Blog da Liz de Sá Cavalcante

Exercício de ter alma

O pensar é um impulso da alma para conseguir viver. A essência é o para sempre do nada. Nada há na eternidade, se completa na eternidade do nada. Duas pessoas podem viver a mesma coisa, mas nunca será a mesma vida. Volta sempre, neste sempre do fim. Carrego contigo a morte do nada. O nada compreende o tudo inexistente. Me abandono em amar. O alcançar da alma me eleva na distância de mim. Recomeçar é nunca agir, nunca ser, por mais vida que tenha em mim.
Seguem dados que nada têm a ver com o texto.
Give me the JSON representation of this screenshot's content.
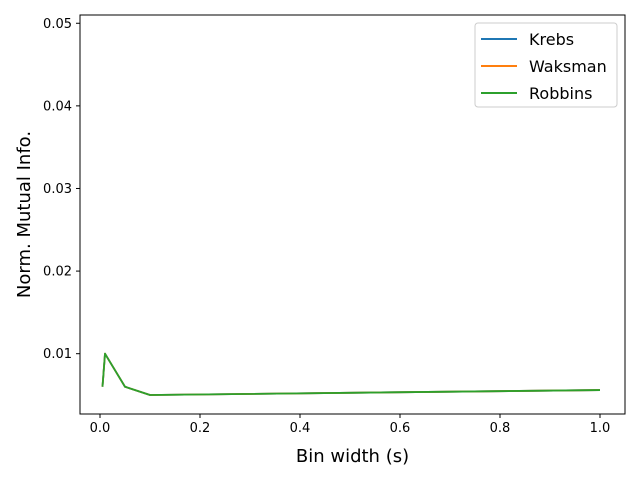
{
  "chart_data": {
    "type": "line",
    "xlabel": "Bin width (s)",
    "ylabel": "Norm. Mutual Info.",
    "xlim": [
      -0.04,
      1.05
    ],
    "ylim": [
      0.0027,
      0.051
    ],
    "x_ticks": [
      0.0,
      0.2,
      0.4,
      0.6,
      0.8,
      1.0
    ],
    "x_tick_labels": [
      "0.0",
      "0.2",
      "0.4",
      "0.6",
      "0.8",
      "1.0"
    ],
    "y_ticks": [
      0.01,
      0.02,
      0.03,
      0.04,
      0.05
    ],
    "y_tick_labels": [
      "0.01",
      "0.02",
      "0.03",
      "0.04",
      "0.05"
    ],
    "grid": false,
    "legend_position": "top-right",
    "series": [
      {
        "name": "Krebs",
        "color": "#1f77b4",
        "x": [
          0.005,
          0.01,
          0.05,
          0.1,
          1.0
        ],
        "y": [
          0.006,
          0.01,
          0.006,
          0.005,
          0.0056
        ]
      },
      {
        "name": "Waksman",
        "color": "#ff7f0e",
        "x": [
          0.005,
          0.01,
          0.05,
          0.1,
          1.0
        ],
        "y": [
          0.006,
          0.01,
          0.006,
          0.005,
          0.0056
        ]
      },
      {
        "name": "Robbins",
        "color": "#2ca02c",
        "x": [
          0.005,
          0.01,
          0.05,
          0.1,
          1.0
        ],
        "y": [
          0.006,
          0.01,
          0.006,
          0.005,
          0.0056
        ]
      }
    ]
  }
}
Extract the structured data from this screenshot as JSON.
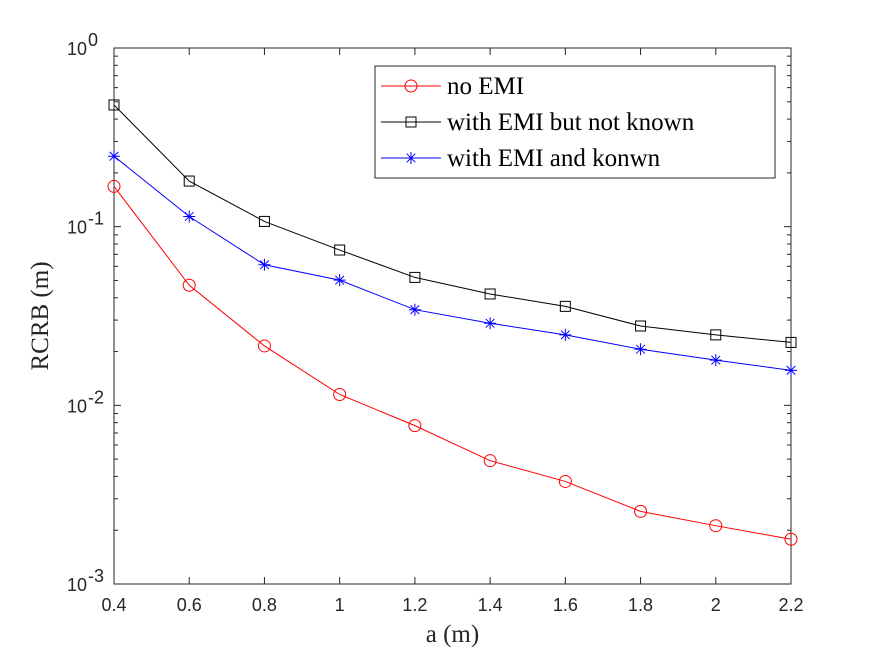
{
  "chart_data": {
    "type": "line",
    "xlabel": "a (m)",
    "ylabel": "RCRB (m)",
    "x": [
      0.4,
      0.6,
      0.8,
      1.0,
      1.2,
      1.4,
      1.6,
      1.8,
      2.0,
      2.2
    ],
    "xlim": [
      0.4,
      2.2
    ],
    "xticks": [
      "0.4",
      "0.6",
      "0.8",
      "1",
      "1.2",
      "1.4",
      "1.6",
      "1.8",
      "2",
      "2.2"
    ],
    "yscale": "log",
    "ylim": [
      0.001,
      1
    ],
    "yticks": [
      {
        "value": 1,
        "base": "10",
        "exp": "0"
      },
      {
        "value": 0.1,
        "base": "10",
        "exp": "-1"
      },
      {
        "value": 0.01,
        "base": "10",
        "exp": "-2"
      },
      {
        "value": 0.001,
        "base": "10",
        "exp": "-3"
      }
    ],
    "grid": false,
    "legend_position": "top-right",
    "series": [
      {
        "name": "no EMI",
        "color": "#ff0000",
        "marker": "circle",
        "values": [
          0.168,
          0.047,
          0.0215,
          0.0115,
          0.0077,
          0.0049,
          0.00375,
          0.00255,
          0.00212,
          0.00178
        ]
      },
      {
        "name": "with EMI but not known",
        "color": "#000000",
        "marker": "square",
        "values": [
          0.48,
          0.18,
          0.107,
          0.074,
          0.052,
          0.042,
          0.0358,
          0.0278,
          0.0248,
          0.0225
        ]
      },
      {
        "name": "with EMI and konwn",
        "color": "#0000ff",
        "marker": "asterisk",
        "values": [
          0.248,
          0.114,
          0.0612,
          0.0502,
          0.0343,
          0.0288,
          0.0248,
          0.0206,
          0.0179,
          0.0157
        ]
      }
    ]
  }
}
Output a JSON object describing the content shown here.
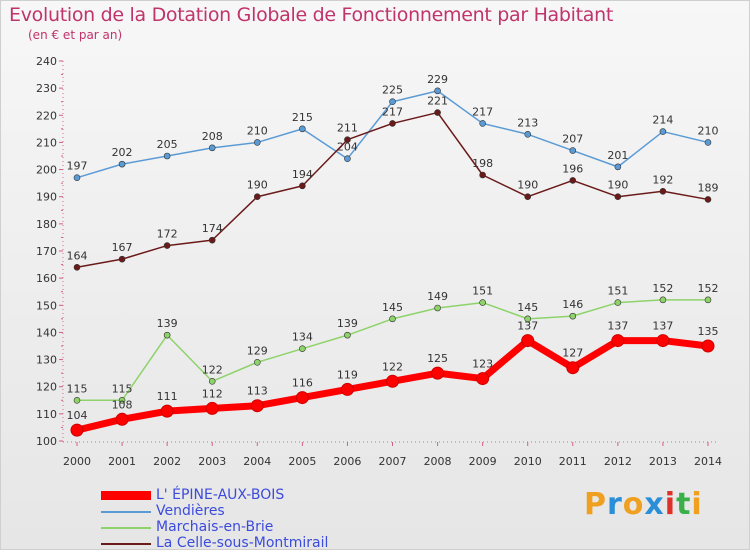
{
  "chart_data": {
    "type": "line",
    "title": "Evolution de la Dotation Globale de Fonctionnement par Habitant",
    "subtitle": "(en € et par an)",
    "xlabel": "",
    "ylabel": "",
    "categories": [
      "2000",
      "2001",
      "2002",
      "2003",
      "2004",
      "2005",
      "2006",
      "2007",
      "2008",
      "2009",
      "2010",
      "2011",
      "2012",
      "2013",
      "2014"
    ],
    "ylim": [
      100,
      240
    ],
    "yticks": [
      100,
      110,
      120,
      130,
      140,
      150,
      160,
      170,
      180,
      190,
      200,
      210,
      220,
      230,
      240
    ],
    "grid": false,
    "legend_position": "bottom-left",
    "series": [
      {
        "name": "Vendières",
        "color": "#5b9bd5",
        "values": [
          197,
          202,
          205,
          208,
          210,
          215,
          204,
          225,
          229,
          217,
          213,
          207,
          201,
          214,
          210
        ]
      },
      {
        "name": "La Celle-sous-Montmirail",
        "color": "#6b1a1a",
        "values": [
          164,
          167,
          172,
          174,
          190,
          194,
          211,
          217,
          221,
          198,
          190,
          196,
          190,
          192,
          189
        ]
      },
      {
        "name": "Marchais-en-Brie",
        "color": "#8ed36a",
        "values": [
          115,
          115,
          139,
          122,
          129,
          134,
          139,
          145,
          149,
          151,
          145,
          146,
          151,
          152,
          152
        ]
      },
      {
        "name": "L' ÉPINE-AUX-BOIS",
        "color": "#ff0000",
        "values": [
          104,
          108,
          111,
          112,
          113,
          116,
          119,
          122,
          125,
          123,
          137,
          127,
          137,
          137,
          135
        ]
      }
    ],
    "legend": [
      {
        "label": "L' ÉPINE-AUX-BOIS",
        "color": "#ff0000"
      },
      {
        "label": "Vendières",
        "color": "#5b9bd5"
      },
      {
        "label": "Marchais-en-Brie",
        "color": "#8ed36a"
      },
      {
        "label": "La Celle-sous-Montmirail",
        "color": "#6b1a1a"
      }
    ]
  },
  "logo": {
    "letters": [
      "P",
      "r",
      "o",
      "x",
      "i",
      "t",
      "i"
    ],
    "colors": [
      "#f0a020",
      "#2a8fd8",
      "#f0a020",
      "#2a8fd8",
      "#e0302a",
      "#3ab04a",
      "#f0a020"
    ]
  }
}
O fim é o amor que permanece na morte. Tudo evapora ou morre. Queria acreditar na morte. Mas o que há para acreditar na morte? O acreditar evasivo. É a falta de não acreditar. Ignorar o não acreditar não é acreditar. O vazio é um acreditar eterno. Nada na alma me faz ficar onde sou. O que sou no ficar? Talvez eu seja uma pétala de rosa que cai, um sol a murchar. Talvez eu seja um abraço que não dei. O amor é reconhecível no nada. O reconhecível está dentro do irreconhecível, assim como o respirar se torna infinito, invadindo o universo. O céu é a falta que faz a saudade. Não há nada entre o respirar e eu. Mas a intimidade do respirar, sem ser, sem mim, me faz feliz. O respirar é a fala do amor. Sonhar amor não me deixa respirar. O céu sonha amor respirando.

Concretude do infinito

Ceder a vida é ir contra a vida. Chorar nada quer e mim. O esquecimento é uma vida inteira em mim.

Inovação

O findar da vida é o nada em construção. Saber mais da saudade do que de mim, pois conheço o meu fim, na saudade que sinto. O que possuo no amor? O envelhecer por amor? O que me fez amar? A descrença em mim? É contagiante, empolgante, esquecer por amor, não por sofrer. Sofrer é indefinido. Teu olhar é o indefinido de mim. O sol, definição do meu olhar, que se desprende da vida. Dedos em anéis de sonhos dobram a vida ao meio, como se fosse a inteireza das minhas poesias, poesias em fragmentos de almas. Sonhar sem saber o motivo, ansiosa como o fim de um sonho, é apenas uma pausa para o infinito da falta de um olhar, em que leio minha alma. Nada mais preciso ler, já tenho uma alma no lugar do coração a bater. Meu coração é a alma que expõe o vento, a tempestade. A alma é uma tempestade de sol. É preciso inovar a alma com a minha morte. Morte é a maior de todas as almas. Alma sem céu, alma eterna.

Banalidade em morrer

O nada me vê sem a minha morte. O talvez da morte me faz absorver meu corpo, nauseante, como o mar sem sol. Reviver a morte com a vida é o reflexo do mar. A negação não é o não ser em mim. Na minha negação de ser, eu sou eu. Eu sou eu nesse vale emprestado de lágrimas. O tempo é um sonho eterno que nunca nasce de eu nascer.

Raiz das lembranças

Apenas as lembranças modificam o nada, sem a raiz das lembranças. Lembranças escoam no vazio das lembranças. O passado, eu lembro, na existência do meu ser, que está parada, melancólica, traduzível. O sentido da inexistência é a existência. Perdi os sentidos para não morrer. Meus sentidos são minha existência. Tem que haver amor para a vida, para a eternidade. Inexistência conquistada sem esforço. Eu sou o esforço da inexistência de continuar. Sem inexistência a vida é banal.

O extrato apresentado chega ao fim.